Here's my last 'live' performance of In Retrospect, from DevHub North. Note the talk has evolved a bit since then, I've ditched a lot of the theory at the beginning to focus more on the end piece, creating meaningful actions. My favourite version of the talk is the most recent iteration from Agile Scotland, which will hopefully be online soon.

Here's the latest version of my CI/CD Pipeline Security talk, as presented at DDD:

Finally, here's the talk I gave on unit testing at NE-RPC, Testing that the Code Does What the Code Does!

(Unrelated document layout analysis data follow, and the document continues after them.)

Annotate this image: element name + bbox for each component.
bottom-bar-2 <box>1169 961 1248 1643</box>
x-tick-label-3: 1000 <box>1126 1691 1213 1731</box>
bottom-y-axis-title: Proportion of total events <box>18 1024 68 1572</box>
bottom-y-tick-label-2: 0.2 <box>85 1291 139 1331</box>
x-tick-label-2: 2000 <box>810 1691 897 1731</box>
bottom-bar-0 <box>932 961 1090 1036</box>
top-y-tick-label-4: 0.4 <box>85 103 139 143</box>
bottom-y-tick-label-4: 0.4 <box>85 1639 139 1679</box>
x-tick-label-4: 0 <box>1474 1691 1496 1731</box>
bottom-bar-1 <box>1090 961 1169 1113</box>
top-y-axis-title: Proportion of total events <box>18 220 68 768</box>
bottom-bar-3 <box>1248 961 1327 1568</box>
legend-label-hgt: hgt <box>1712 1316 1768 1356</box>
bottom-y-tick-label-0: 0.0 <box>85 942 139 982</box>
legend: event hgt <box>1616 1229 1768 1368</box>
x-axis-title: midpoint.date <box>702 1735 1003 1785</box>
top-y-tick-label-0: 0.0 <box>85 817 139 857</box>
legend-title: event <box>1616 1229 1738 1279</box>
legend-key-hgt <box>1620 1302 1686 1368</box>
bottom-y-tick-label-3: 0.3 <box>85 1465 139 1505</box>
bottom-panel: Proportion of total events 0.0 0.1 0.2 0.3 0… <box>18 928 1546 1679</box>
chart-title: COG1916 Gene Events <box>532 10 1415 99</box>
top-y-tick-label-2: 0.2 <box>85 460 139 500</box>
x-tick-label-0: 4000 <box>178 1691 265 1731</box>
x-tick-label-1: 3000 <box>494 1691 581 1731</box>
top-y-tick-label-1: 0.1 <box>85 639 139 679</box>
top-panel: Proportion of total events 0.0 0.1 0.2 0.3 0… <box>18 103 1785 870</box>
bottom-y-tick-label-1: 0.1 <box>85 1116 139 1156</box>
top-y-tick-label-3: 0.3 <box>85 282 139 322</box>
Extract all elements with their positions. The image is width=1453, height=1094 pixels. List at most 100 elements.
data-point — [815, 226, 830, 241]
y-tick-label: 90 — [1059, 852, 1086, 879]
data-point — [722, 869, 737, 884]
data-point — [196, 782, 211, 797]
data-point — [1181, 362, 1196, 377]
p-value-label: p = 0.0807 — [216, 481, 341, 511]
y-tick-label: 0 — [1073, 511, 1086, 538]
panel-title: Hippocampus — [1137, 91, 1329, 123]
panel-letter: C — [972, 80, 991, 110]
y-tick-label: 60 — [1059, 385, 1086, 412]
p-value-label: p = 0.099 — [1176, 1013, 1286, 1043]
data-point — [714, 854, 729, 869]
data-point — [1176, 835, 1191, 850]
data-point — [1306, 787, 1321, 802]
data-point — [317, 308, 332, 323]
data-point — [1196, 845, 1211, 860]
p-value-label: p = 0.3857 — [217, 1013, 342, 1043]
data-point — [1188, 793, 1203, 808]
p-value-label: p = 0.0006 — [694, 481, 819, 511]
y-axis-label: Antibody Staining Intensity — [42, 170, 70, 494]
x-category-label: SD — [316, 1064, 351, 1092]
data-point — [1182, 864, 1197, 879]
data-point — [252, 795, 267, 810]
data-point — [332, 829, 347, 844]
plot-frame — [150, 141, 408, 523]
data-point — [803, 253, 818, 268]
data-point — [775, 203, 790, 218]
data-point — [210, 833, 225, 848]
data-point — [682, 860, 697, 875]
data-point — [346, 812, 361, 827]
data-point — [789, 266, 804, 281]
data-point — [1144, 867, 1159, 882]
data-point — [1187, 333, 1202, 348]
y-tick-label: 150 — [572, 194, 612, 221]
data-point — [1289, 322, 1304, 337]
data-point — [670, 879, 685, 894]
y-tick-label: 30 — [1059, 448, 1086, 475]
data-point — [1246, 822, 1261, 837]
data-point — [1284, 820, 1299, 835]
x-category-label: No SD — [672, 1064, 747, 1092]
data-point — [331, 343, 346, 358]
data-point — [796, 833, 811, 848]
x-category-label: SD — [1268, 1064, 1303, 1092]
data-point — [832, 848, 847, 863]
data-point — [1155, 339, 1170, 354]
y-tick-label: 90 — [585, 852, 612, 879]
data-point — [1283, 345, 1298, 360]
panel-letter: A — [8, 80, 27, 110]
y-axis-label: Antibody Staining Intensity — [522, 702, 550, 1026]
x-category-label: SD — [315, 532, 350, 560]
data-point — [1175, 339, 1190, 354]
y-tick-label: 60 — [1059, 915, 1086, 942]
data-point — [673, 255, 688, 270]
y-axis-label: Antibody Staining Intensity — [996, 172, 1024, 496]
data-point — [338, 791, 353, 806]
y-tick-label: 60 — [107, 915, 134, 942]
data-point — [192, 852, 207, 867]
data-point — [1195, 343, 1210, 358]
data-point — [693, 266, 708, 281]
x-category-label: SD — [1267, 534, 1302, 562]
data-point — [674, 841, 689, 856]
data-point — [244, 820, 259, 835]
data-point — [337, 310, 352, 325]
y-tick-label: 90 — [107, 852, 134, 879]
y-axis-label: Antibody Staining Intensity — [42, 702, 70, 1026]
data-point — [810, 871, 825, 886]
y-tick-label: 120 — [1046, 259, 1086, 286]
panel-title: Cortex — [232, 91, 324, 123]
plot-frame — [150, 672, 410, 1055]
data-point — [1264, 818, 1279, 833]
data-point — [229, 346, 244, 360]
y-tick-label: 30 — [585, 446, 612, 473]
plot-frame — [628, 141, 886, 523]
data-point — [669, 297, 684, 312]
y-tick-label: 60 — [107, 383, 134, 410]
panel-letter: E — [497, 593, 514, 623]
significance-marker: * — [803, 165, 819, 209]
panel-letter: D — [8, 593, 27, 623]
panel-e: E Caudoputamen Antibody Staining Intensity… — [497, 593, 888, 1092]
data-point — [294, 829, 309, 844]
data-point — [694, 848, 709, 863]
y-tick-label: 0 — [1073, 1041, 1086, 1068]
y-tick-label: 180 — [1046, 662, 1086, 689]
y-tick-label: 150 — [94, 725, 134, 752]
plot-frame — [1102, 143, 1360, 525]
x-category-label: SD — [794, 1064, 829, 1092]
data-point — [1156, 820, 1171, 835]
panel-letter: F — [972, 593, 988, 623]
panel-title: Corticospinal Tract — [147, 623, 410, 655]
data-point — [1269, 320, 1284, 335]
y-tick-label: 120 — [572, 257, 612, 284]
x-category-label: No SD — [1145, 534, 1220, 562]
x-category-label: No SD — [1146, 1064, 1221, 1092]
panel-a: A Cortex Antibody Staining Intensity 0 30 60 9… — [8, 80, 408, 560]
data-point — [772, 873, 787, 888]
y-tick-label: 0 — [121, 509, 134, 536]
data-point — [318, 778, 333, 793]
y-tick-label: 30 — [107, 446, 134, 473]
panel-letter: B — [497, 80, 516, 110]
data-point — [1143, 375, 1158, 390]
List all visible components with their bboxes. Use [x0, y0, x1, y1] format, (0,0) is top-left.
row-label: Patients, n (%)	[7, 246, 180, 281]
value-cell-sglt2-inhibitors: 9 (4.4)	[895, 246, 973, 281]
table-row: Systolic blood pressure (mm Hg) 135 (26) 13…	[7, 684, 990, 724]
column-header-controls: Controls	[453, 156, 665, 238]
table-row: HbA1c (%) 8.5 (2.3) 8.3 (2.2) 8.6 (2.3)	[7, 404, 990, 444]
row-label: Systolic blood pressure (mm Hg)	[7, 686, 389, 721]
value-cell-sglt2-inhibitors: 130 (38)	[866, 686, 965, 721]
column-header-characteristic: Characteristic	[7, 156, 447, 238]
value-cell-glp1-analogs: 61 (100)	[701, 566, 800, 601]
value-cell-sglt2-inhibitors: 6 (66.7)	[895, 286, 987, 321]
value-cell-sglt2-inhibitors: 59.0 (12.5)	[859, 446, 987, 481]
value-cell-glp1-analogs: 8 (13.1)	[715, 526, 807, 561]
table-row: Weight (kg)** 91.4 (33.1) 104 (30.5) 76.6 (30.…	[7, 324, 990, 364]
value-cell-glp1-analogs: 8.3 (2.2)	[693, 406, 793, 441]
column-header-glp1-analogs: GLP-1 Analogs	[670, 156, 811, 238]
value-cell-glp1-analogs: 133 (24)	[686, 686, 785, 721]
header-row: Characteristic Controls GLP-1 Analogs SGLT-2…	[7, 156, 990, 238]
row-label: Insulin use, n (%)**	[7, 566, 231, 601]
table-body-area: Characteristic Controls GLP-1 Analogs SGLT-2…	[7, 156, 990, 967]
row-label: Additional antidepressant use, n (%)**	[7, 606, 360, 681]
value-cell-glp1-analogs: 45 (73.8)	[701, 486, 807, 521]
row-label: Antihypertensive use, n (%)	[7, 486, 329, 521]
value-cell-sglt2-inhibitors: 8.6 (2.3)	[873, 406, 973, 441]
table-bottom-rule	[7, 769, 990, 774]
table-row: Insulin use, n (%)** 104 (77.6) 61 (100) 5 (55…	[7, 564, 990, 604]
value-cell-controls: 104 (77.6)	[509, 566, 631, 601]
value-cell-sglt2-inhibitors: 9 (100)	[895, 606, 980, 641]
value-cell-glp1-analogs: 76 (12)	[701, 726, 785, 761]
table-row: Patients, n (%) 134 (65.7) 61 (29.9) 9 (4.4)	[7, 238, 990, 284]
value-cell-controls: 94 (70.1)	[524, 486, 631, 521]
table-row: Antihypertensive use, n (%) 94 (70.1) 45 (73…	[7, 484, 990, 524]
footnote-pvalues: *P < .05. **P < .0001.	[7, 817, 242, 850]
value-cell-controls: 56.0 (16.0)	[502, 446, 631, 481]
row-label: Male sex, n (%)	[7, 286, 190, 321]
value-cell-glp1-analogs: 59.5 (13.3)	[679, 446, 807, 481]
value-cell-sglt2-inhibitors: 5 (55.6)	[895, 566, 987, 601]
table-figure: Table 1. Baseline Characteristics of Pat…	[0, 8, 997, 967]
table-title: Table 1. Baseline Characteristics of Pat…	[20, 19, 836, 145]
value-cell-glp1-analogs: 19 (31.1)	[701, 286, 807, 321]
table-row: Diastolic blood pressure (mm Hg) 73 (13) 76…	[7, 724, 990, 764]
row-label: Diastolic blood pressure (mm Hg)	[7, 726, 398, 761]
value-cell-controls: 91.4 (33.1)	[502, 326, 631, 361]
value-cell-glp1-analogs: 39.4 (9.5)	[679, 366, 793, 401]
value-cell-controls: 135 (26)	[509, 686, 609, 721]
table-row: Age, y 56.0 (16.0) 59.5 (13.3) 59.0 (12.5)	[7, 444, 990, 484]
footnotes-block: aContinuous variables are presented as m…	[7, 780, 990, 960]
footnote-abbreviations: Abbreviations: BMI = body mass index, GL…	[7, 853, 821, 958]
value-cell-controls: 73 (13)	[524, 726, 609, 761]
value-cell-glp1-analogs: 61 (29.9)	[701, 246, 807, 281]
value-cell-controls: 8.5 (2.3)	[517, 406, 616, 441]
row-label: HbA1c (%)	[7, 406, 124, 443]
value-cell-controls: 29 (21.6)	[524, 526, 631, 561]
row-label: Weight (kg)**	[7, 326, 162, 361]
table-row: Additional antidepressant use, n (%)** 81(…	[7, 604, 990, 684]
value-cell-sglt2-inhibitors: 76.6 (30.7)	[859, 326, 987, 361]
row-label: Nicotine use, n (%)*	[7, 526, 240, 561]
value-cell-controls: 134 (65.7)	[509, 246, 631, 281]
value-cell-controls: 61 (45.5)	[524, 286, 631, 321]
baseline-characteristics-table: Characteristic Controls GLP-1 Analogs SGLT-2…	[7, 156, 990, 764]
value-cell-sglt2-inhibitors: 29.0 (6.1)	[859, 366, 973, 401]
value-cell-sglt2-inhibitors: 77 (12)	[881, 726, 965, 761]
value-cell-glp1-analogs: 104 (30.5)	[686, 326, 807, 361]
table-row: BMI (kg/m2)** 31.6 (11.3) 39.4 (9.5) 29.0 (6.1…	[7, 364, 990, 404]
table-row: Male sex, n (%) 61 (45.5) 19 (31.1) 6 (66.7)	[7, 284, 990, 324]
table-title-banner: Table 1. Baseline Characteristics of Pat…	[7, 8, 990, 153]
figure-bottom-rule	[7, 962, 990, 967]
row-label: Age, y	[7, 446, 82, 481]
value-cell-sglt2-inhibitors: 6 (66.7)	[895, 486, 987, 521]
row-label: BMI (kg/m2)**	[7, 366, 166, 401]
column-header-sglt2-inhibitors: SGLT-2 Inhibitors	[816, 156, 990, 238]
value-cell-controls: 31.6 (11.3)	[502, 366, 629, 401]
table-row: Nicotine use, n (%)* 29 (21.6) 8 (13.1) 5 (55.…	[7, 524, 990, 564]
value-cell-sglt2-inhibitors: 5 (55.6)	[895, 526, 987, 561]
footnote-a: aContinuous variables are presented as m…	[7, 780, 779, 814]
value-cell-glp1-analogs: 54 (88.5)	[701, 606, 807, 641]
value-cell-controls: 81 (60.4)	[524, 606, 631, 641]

A good year of talking. Although I do miss the in-person events, I also like how easy it is to present at a virtual event. With a small child (and therefore limited travel capabilities in pre-apocalyptic times) this has opened up so many events from an accessibility point of view.

Halloween

I am very proud with how this year's Halloween display project turned out. I had the idea in the back of my mind since last Halloween. Although I was somewhat anxious about whether even supporting trick or treating was the right thing to do in the year of the apocalypse, in the end I decided to go ahead with a display but to stick a sign up saying we're not handing out sweets. Oh, and barricade the doorway with pumpkins! As we also found with Christmas, people went BIG on decorations this year, due to being stuck at home. I'm not complaining, just hoping this trend continues to next year! There's already a few ideas poking around the old noggin for 2021. Fingers-crossed this can involve actual tricking and treating.

Take a look at the Halloween sub-site for more 2020 pics!

What's Next?

Well, there's a few things that I have planned for next year. I'll announce formally in the new year! But, I do plan to do more Agile Coaching within my organisation, circumstances depending, and I'm going to look at a few scrum.org certifications. Most likely the PSM track.

I think that I'll develop my retrospectives talk into a workshop, as it's kinda crying out to take that format. I don't forsee that a grand re-opening of face-to-face society is going to happen any time soon, so some thought will be needed about how to deliver this virtually, alongside my existing full-time work commitments. There'll be a lot more blogging too - the drafts folder is already bulging at the seams.

2020 has been a rollercoaster year, with Coronavirus only being part of the reason for that. We're very clearly not out of the woods yet, but I'm lucky to be in an industry where working from home is trivial, where I have the space to work mostly uninterrupted, lots of open space for exercise and a supportive, loving, small family.

Please, enjoy safe festivities and see you on the other side!